Anerkennung und Berufszugang

Im Durchschnitt sucht jede vorschulische Betreuungseinrichtung in Deutschland aktuell etwa drei Vollzeitfachkräfte; bundesweit fehlen ungefähr 173.000 Frühpädagog*innen (vgl. ver.di 2021). Gleichzeitig sind Beschäftigte mit Migrationshintergrund in dieser Branche stark unterrepräsentiert (vgl. Autorengruppe Fachkräftebarometer 2019, S. 107). Wenn also frühpädagogische Fachkräfte, die ihre Qualifikation im Ausland erworben haben, ihren Abschluss in Deutschland anerkennen lassen möchten, kommen sie dadurch nicht nur ihren persönlichen beruflichen Zielen näher, sondern können auch zur  Verringerung des Fachkräftemangels und zur weiteren interkulturellen Öffnung der Berufsfelds beitragen.
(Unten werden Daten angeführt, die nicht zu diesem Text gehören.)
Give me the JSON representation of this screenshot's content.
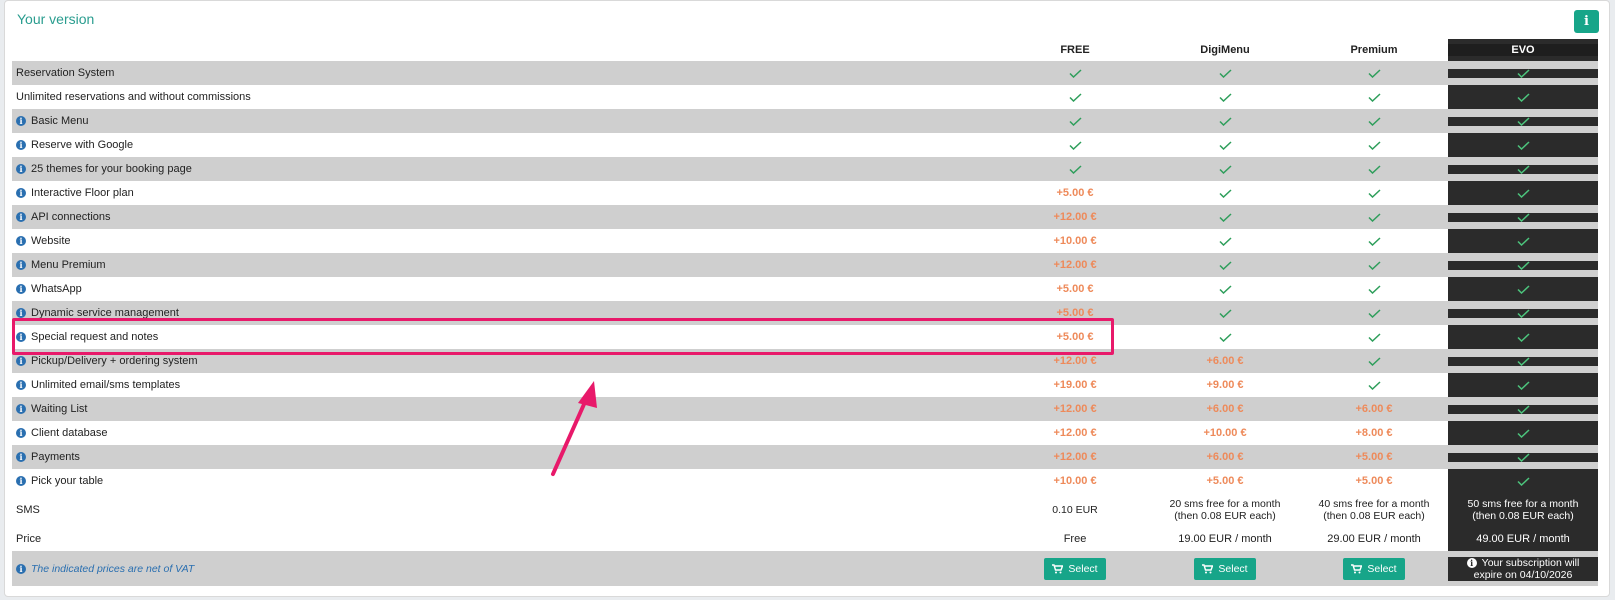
{
  "panel": {
    "title": "Your version",
    "info_button": "i"
  },
  "plans": [
    "FREE",
    "DigiMenu",
    "Premium",
    "EVO"
  ],
  "features": [
    {
      "label": "Reservation System",
      "info": false,
      "values": [
        "check",
        "check",
        "check",
        "check"
      ]
    },
    {
      "label": "Unlimited reservations and without commissions",
      "info": false,
      "values": [
        "check",
        "check",
        "check",
        "check"
      ]
    },
    {
      "label": "Basic Menu",
      "info": true,
      "values": [
        "check",
        "check",
        "check",
        "check"
      ]
    },
    {
      "label": "Reserve with Google",
      "info": true,
      "values": [
        "check",
        "check",
        "check",
        "check"
      ]
    },
    {
      "label": "25 themes for your booking page",
      "info": true,
      "values": [
        "check",
        "check",
        "check",
        "check"
      ]
    },
    {
      "label": "Interactive Floor plan",
      "info": true,
      "values": [
        "+5.00 €",
        "check",
        "check",
        "check"
      ]
    },
    {
      "label": "API connections",
      "info": true,
      "values": [
        "+12.00 €",
        "check",
        "check",
        "check"
      ]
    },
    {
      "label": "Website",
      "info": true,
      "values": [
        "+10.00 €",
        "check",
        "check",
        "check"
      ]
    },
    {
      "label": "Menu Premium",
      "info": true,
      "values": [
        "+12.00 €",
        "check",
        "check",
        "check"
      ]
    },
    {
      "label": "WhatsApp",
      "info": true,
      "values": [
        "+5.00 €",
        "check",
        "check",
        "check"
      ]
    },
    {
      "label": "Dynamic service management",
      "info": true,
      "values": [
        "+5.00 €",
        "check",
        "check",
        "check"
      ]
    },
    {
      "label": "Special request and notes",
      "info": true,
      "values": [
        "+5.00 €",
        "check",
        "check",
        "check"
      ]
    },
    {
      "label": "Pickup/Delivery + ordering system",
      "info": true,
      "values": [
        "+12.00 €",
        "+6.00 €",
        "check",
        "check"
      ]
    },
    {
      "label": "Unlimited email/sms templates",
      "info": true,
      "values": [
        "+19.00 €",
        "+9.00 €",
        "check",
        "check"
      ]
    },
    {
      "label": "Waiting List",
      "info": true,
      "values": [
        "+12.00 €",
        "+6.00 €",
        "+6.00 €",
        "check"
      ]
    },
    {
      "label": "Client database",
      "info": true,
      "values": [
        "+12.00 €",
        "+10.00 €",
        "+8.00 €",
        "check"
      ]
    },
    {
      "label": "Payments",
      "info": true,
      "values": [
        "+12.00 €",
        "+6.00 €",
        "+5.00 €",
        "check"
      ]
    },
    {
      "label": "Pick your table",
      "info": true,
      "values": [
        "+10.00 €",
        "+5.00 €",
        "+5.00 €",
        "check"
      ]
    }
  ],
  "sms": {
    "label": "SMS",
    "values": [
      [
        "0.10 EUR"
      ],
      [
        "20 sms free for a month",
        "(then 0.08 EUR each)"
      ],
      [
        "40 sms free for a month",
        "(then 0.08 EUR each)"
      ],
      [
        "50 sms free for a month",
        "(then 0.08 EUR each)"
      ]
    ]
  },
  "price": {
    "label": "Price",
    "values": [
      "Free",
      "19.00 EUR / month",
      "29.00 EUR / month",
      "49.00 EUR / month"
    ]
  },
  "footer": {
    "vat_note": "The indicated prices are net of VAT",
    "select_label": "Select",
    "subscription_note_1": "Your subscription will",
    "subscription_note_2": "expire on 04/10/2026"
  },
  "highlighted_feature": "Special request and notes",
  "colors": {
    "accent": "#17a589",
    "price": "#ee8a5a",
    "highlight": "#e8196a",
    "evo_bg": "#2b2b2b",
    "check": "#2e9e5b"
  }
}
Zur Anerkennung frühpädagogischer Berufe fanden 2019 und 2021 über 3.200 Erstberatungen in IQ statt (vgl. NIQ Kurzanalyse Nr. 13). Zwischen 20161 und 2020 wurden fast 12.300 Anträge auf berufliche Anerkennung in frühpädagogischen Berufen gestellt – die meisten davon im Referenzberuf Erzieher*in (s. Abbildung 1). In etwa einem Fünftel der gestellten Anträge wurde eine volle Gleichwertigkeit beschieden, in etwa 40 Prozent wurden wesentliche Unterschiede festgestellt und etwa ein Viertel wurde gänzlich abgelehnt (s. Abbildung 2). Die Erfolgsaussichten auf eine berufliche Anerkennung in frühpädagogischen Berufen sind damit geringer als in anderen Berufen. Vor allem hängen sie davon ab, in welchem Bundesland der Antrag gestellt wird. Zwar sind die gesetzlichen Vorgaben landesrechtlich geregelt, jedoch unterscheiden sie sich nicht wesentlich voneinander und geben daher vermutlich nicht den entscheidenden Ausschlag. Stattdessen liegt die Vermutung nahe, dass zuständige Stellen bei der Prüfung der Gleichwertigkeit ihre rechtlichen Spielräume unterschiedlich nutzen und/oder dass die Ausbildungsstaaten, in denen die ausländischen Abschlüsse erworben wurden, zwischen den Bundesländern variieren. Als besondere Herausforderungen sehen IQ Expert*innen die hohen sprachlichen Anforderungen in diesem Berufsfeld sowie die teilweise hohen Auflagen, die Anerkennungssuchenden im Gleichwertigkeitsfeststellungsverfahren beschieden werden.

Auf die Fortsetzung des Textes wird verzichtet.